Goleman proposed that emotional intelligence (or EQ) was more valuable for success in business and life than IQ.
In 'Emotional Intelligence: Why It Can Matter More Than IQ' (1995) Daniel Goleman identifies five main abilities of emotional intelligence: self-awareness, self-regulation, motivation, empathy, and social skills.
These five abilities are often represented as four domains of emotional intelligence:
Each of these domains consists of a number of abilities. Each of these links opens a new page to explore further.
According to Daniel Goleman emotional intelligence is made up of all the above abilities and is practically applied in business and in our personal lives.
Very few people ever 'master' all four domains of emotional intelligence. Building emotional intelligence is a lifelong journey of identifying areas you can improve and learning to be more effective in these areas.
Most of us have strengths in some of the four domains.
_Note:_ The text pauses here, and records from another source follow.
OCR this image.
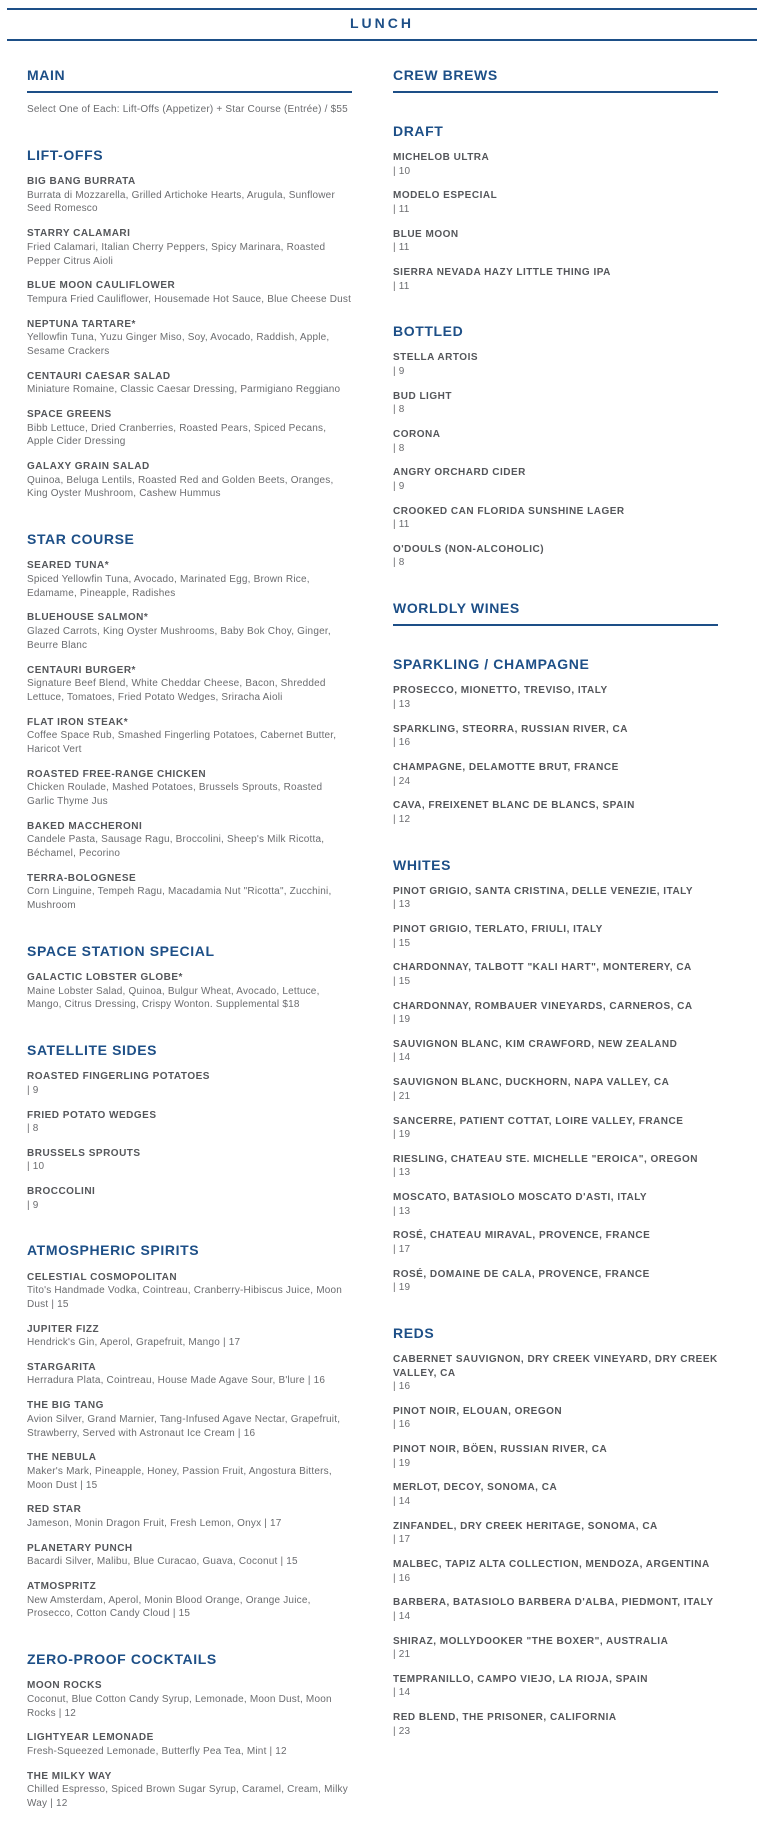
LUNCH
MAIN
Select One of Each: Lift-Offs (Appetizer) + Star Course (Entrée) / $55
LIFT-OFFS
BIG BANG BURRATA
Burrata di Mozzarella, Grilled Artichoke Hearts, Arugula, Sunflower Seed Romesco
STARRY CALAMARI
Fried Calamari, Italian Cherry Peppers, Spicy Marinara, Roasted Pepper Citrus Aioli
BLUE MOON CAULIFLOWER
Tempura Fried Cauliflower, Housemade Hot Sauce, Blue Cheese Dust
NEPTUNA TARTARE*
Yellowfin Tuna, Yuzu Ginger Miso, Soy, Avocado, Raddish, Apple, Sesame Crackers
CENTAURI CAESAR SALAD
Miniature Romaine, Classic Caesar Dressing, Parmigiano Reggiano
SPACE GREENS
Bibb Lettuce, Dried Cranberries, Roasted Pears, Spiced Pecans, Apple Cider Dressing
GALAXY GRAIN SALAD
Quinoa, Beluga Lentils, Roasted Red and Golden Beets, Oranges, King Oyster Mushroom, Cashew Hummus
STAR COURSE
SEARED TUNA*
Spiced Yellowfin Tuna, Avocado, Marinated Egg, Brown Rice, Edamame, Pineapple, Radishes
BLUEHOUSE SALMON*
Glazed Carrots, King Oyster Mushrooms, Baby Bok Choy, Ginger, Beurre Blanc
CENTAURI BURGER*
Signature Beef Blend, White Cheddar Cheese, Bacon, Shredded Lettuce, Tomatoes, Fried Potato Wedges, Sriracha Aioli
FLAT IRON STEAK*
Coffee Space Rub, Smashed Fingerling Potatoes, Cabernet Butter, Haricot Vert
ROASTED FREE-RANGE CHICKEN
Chicken Roulade, Mashed Potatoes, Brussels Sprouts, Roasted Garlic Thyme Jus
BAKED MACCHERONI
Candele Pasta, Sausage Ragu, Broccolini, Sheep's Milk Ricotta, Béchamel, Pecorino
TERRA-BOLOGNESE
Corn Linguine, Tempeh Ragu, Macadamia Nut "Ricotta", Zucchini, Mushroom
SPACE STATION SPECIAL
GALACTIC LOBSTER GLOBE*
Maine Lobster Salad, Quinoa, Bulgur Wheat, Avocado, Lettuce, Mango, Citrus Dressing, Crispy Wonton. Supplemental $18
SATELLITE SIDES
ROASTED FINGERLING POTATOES
| 9
FRIED POTATO WEDGES
| 8
BRUSSELS SPROUTS
| 10
BROCCOLINI
| 9
ATMOSPHERIC SPIRITS
CELESTIAL COSMOPOLITAN
Tito's Handmade Vodka, Cointreau, Cranberry-Hibiscus Juice, Moon Dust | 15
JUPITER FIZZ
Hendrick's Gin, Aperol, Grapefruit, Mango | 17
STARGARITA
Herradura Plata, Cointreau, House Made Agave Sour, B'lure | 16
THE BIG TANG
Avion Silver, Grand Marnier, Tang-Infused Agave Nectar, Grapefruit, Strawberry, Served with Astronaut Ice Cream | 16
THE NEBULA
Maker's Mark, Pineapple, Honey, Passion Fruit, Angostura Bitters, Moon Dust | 15
RED STAR
Jameson, Monin Dragon Fruit, Fresh Lemon, Onyx | 17
PLANETARY PUNCH
Bacardi Silver, Malibu, Blue Curacao, Guava, Coconut | 15
ATMOSPRITZ
New Amsterdam, Aperol, Monin Blood Orange, Orange Juice, Prosecco, Cotton Candy Cloud | 15
ZERO-PROOF COCKTAILS
MOON ROCKS
Coconut, Blue Cotton Candy Syrup, Lemonade, Moon Dust, Moon Rocks | 12
LIGHTYEAR LEMONADE
Fresh-Squeezed Lemonade, Butterfly Pea Tea, Mint | 12
THE MILKY WAY
Chilled Espresso, Spiced Brown Sugar Syrup, Caramel, Cream, Milky Way | 12
CREW BREWS
DRAFT
MICHELOB ULTRA
| 10
MODELO ESPECIAL
| 11
BLUE MOON
| 11
SIERRA NEVADA HAZY LITTLE THING IPA
| 11
BOTTLED
STELLA ARTOIS
| 9
BUD LIGHT
| 8
CORONA
| 8
ANGRY ORCHARD CIDER
| 9
CROOKED CAN FLORIDA SUNSHINE LAGER
| 11
O'DOULS (NON-ALCOHOLIC)
| 8
WORLDLY WINES
SPARKLING / CHAMPAGNE
PROSECCO, MIONETTO, TREVISO, ITALY
| 13
SPARKLING, STEORRA, RUSSIAN RIVER, CA
| 16
CHAMPAGNE, DELAMOTTE BRUT, FRANCE
| 24
CAVA, FREIXENET BLANC DE BLANCS, SPAIN
| 12
WHITES
PINOT GRIGIO, SANTA CRISTINA, DELLE VENEZIE, ITALY
| 13
PINOT GRIGIO, TERLATO, FRIULI, ITALY
| 15
CHARDONNAY, TALBOTT "KALI HART", MONTERERY, CA
| 15
CHARDONNAY, ROMBAUER VINEYARDS, CARNEROS, CA
| 19
SAUVIGNON BLANC, KIM CRAWFORD, NEW ZEALAND
| 14
SAUVIGNON BLANC, DUCKHORN, NAPA VALLEY, CA
| 21
SANCERRE, PATIENT COTTAT, LOIRE VALLEY, FRANCE
| 19
RIESLING, CHATEAU STE. MICHELLE "EROICA", OREGON
| 13
MOSCATO, BATASIOLO MOSCATO D'ASTI, ITALY
| 13
ROSÉ, CHATEAU MIRAVAL, PROVENCE, FRANCE
| 17
ROSÉ, DOMAINE DE CALA, PROVENCE, FRANCE
| 19
REDS
CABERNET SAUVIGNON, DRY CREEK VINEYARD, DRY CREEK VALLEY, CA
| 16
PINOT NOIR, ELOUAN, OREGON
| 16
PINOT NOIR, BÖEN, RUSSIAN RIVER, CA
| 19
MERLOT, DECOY, SONOMA, CA
| 14
ZINFANDEL, DRY CREEK HERITAGE, SONOMA, CA
| 17
MALBEC, TAPIZ ALTA COLLECTION, MENDOZA, ARGENTINA
| 16
BARBERA, BATASIOLO BARBERA D'ALBA, PIEDMONT, ITALY
| 14
SHIRAZ, MOLLYDOOKER "THE BOXER", AUSTRALIA
| 21
TEMPRANILLO, CAMPO VIEJO, LA RIOJA, SPAIN
| 14
RED BLEND, THE PRISONER, CALIFORNIA
| 23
Use these strengths and build your strengths in other areas.
The best part about emotional intelligence is that it can be learned, so be inspired and start building emotional intelligence right now.
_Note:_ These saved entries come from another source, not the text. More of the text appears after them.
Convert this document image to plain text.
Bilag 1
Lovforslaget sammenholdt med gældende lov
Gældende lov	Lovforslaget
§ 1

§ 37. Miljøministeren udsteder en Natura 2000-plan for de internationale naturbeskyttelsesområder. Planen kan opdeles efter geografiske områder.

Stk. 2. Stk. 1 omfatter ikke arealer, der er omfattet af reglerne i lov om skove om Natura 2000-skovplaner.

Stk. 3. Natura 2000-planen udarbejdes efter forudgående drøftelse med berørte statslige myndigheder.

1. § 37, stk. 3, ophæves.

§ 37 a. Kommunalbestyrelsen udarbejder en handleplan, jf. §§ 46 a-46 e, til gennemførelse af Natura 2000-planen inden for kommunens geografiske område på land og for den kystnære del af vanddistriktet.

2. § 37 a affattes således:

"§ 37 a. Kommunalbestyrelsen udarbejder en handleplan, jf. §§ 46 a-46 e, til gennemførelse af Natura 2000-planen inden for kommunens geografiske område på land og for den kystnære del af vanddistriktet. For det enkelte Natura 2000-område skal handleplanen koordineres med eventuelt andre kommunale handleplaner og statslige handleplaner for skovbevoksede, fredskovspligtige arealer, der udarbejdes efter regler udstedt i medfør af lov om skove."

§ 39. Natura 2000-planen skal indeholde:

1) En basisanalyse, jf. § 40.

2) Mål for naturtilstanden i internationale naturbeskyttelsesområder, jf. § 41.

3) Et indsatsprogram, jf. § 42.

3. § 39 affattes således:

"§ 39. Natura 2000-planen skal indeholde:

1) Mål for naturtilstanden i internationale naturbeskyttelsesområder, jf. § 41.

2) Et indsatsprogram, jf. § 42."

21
Know yourself and what you're feeling...
It all starts with you! Identify your feelings and recognize how situations make you feel. This is an essential ability if you're going to manage your feelings effectively.
If you're not able to do this you'll find that you're reacting to everything that happens around you.
Control your reactions...
Okay, so you're aware of your emotions. Now you can use this knowledge to control how you respond.
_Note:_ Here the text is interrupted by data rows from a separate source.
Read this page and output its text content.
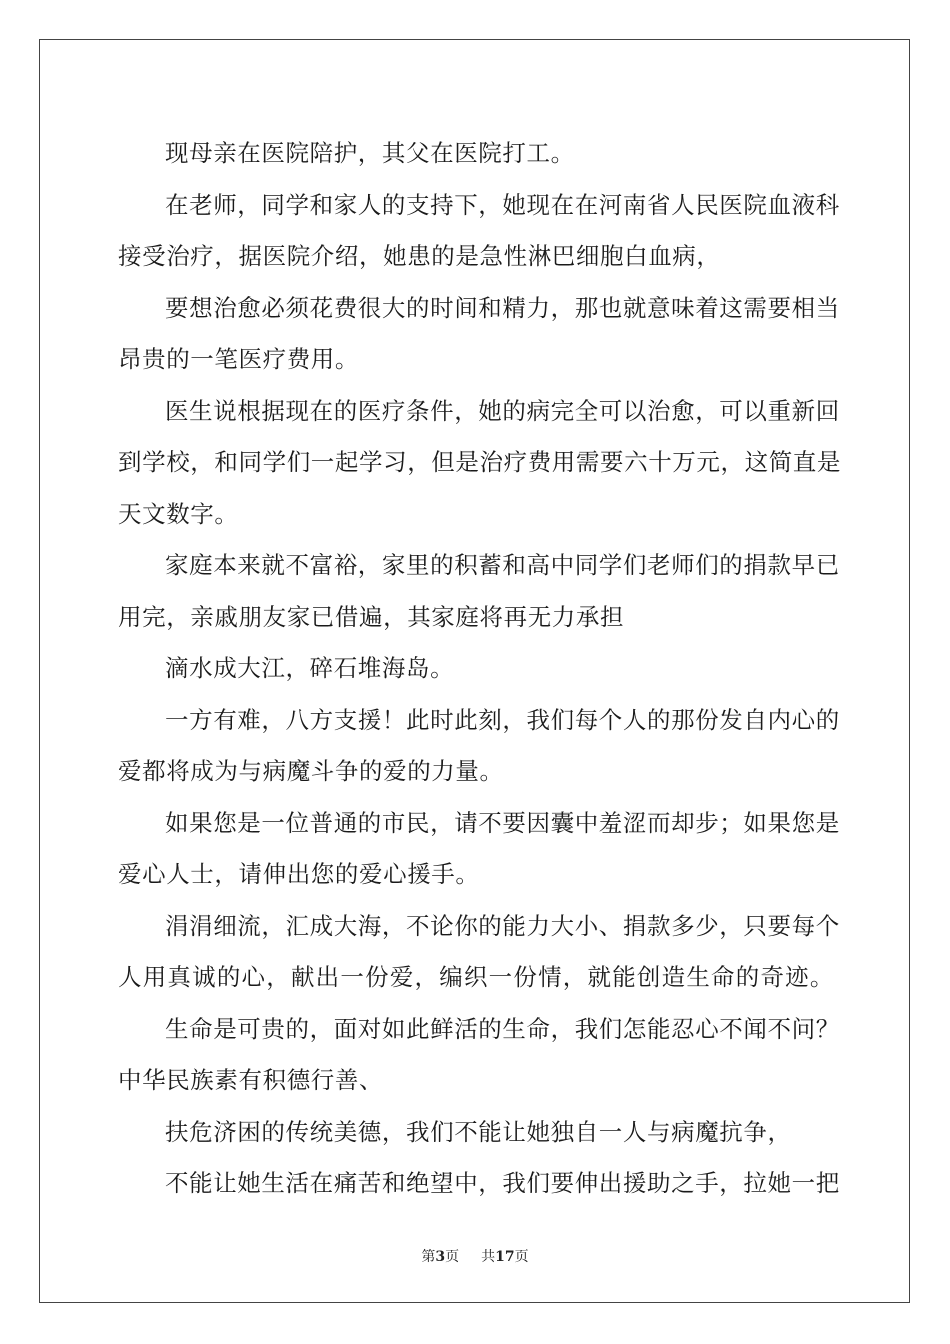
现母亲在医院陪护，其父在医院打工。
在老师，同学和家人的支持下，她现在在河南省人民医院血液科
接受治疗，据医院介绍，她患的是急性淋巴细胞白血病，
要想治愈必须花费很大的时间和精力，那也就意味着这需要相当
昂贵的一笔医疗费用。
医生说根据现在的医疗条件，她的病完全可以治愈，可以重新回
到学校，和同学们一起学习，但是治疗费用需要六十万元，这简直是
天文数字。
家庭本来就不富裕，家里的积蓄和高中同学们老师们的捐款早已
用完，亲戚朋友家已借遍，其家庭将再无力承担
滴水成大江，碎石堆海岛。
一方有难，八方支援！此时此刻，我们每个人的那份发自内心的
爱都将成为与病魔斗争的爱的力量。
如果您是一位普通的市民，请不要因囊中羞涩而却步；如果您是
爱心人士，请伸出您的爱心援手。
涓涓细流，汇成大海，不论你的能力大小、捐款多少，只要每个
人用真诚的心，献出一份爱，编织一份情，就能创造生命的奇迹。
生命是可贵的，面对如此鲜活的生命，我们怎能忍心不闻不问？
中华民族素有积德行善、
扶危济困的传统美德，我们不能让她独自一人与病魔抗争，
不能让她生活在痛苦和绝望中，我们要伸出援助之手，拉她一把
第3页 共17页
Once you learn to choose how you respond you realize that your behavior doesn't need to depend on how you feel.
Yes! You choose how you respond and express yourself. This is self management, managing how you respond in any situation.
Understand other people's feelings
Emotional intelligence is also about understanding another person’s feelings, their needs and what they are worried about.
When you understand what other people are concerned about you are in a strong position to meet their needs.
The important word here is empathy - understanding someone else's point of view. Get this right and people will respond positively to you. Ignore it at your peril!
Communicate well and manage others
Stand up comedians, sales people, politicians, lawyers...these are examples of people who are masters at inspiring and influencing others.
They do it by being aware of how people respond to them.
Then they say or do things that win others over to their way of thinking. Managing relationships is an essential component of emotional intelligence.
In later work Daniel Goleman amended his model to include Social Intelligence.
Goleman (2006) highlights the value of social intelligence within the emotional intelligence model and acknowledges that his original model of EI “folded in social intelligence” (p 83).
First proposed by Thorndike in 1920, Social Intelligence was mostly dismissed during the 20th Century.
Based on developments in neuroscience and brain-mapping, Goleman reformulated his model of Emotional Intelligence. He suggests that the four existing domains be divided into two groups: Emotional Intelligence, which embraces Self-Awareness and Self-Regulation, and Social Intelligence, which embraces Social Awareness and Relationship Management (which he renames Social Facility).
Goleman suggests that these two constituting groups (Emotional and Social Intelligence) are a more accurate reflection of Emotional Intelligence (Goleman, 2006).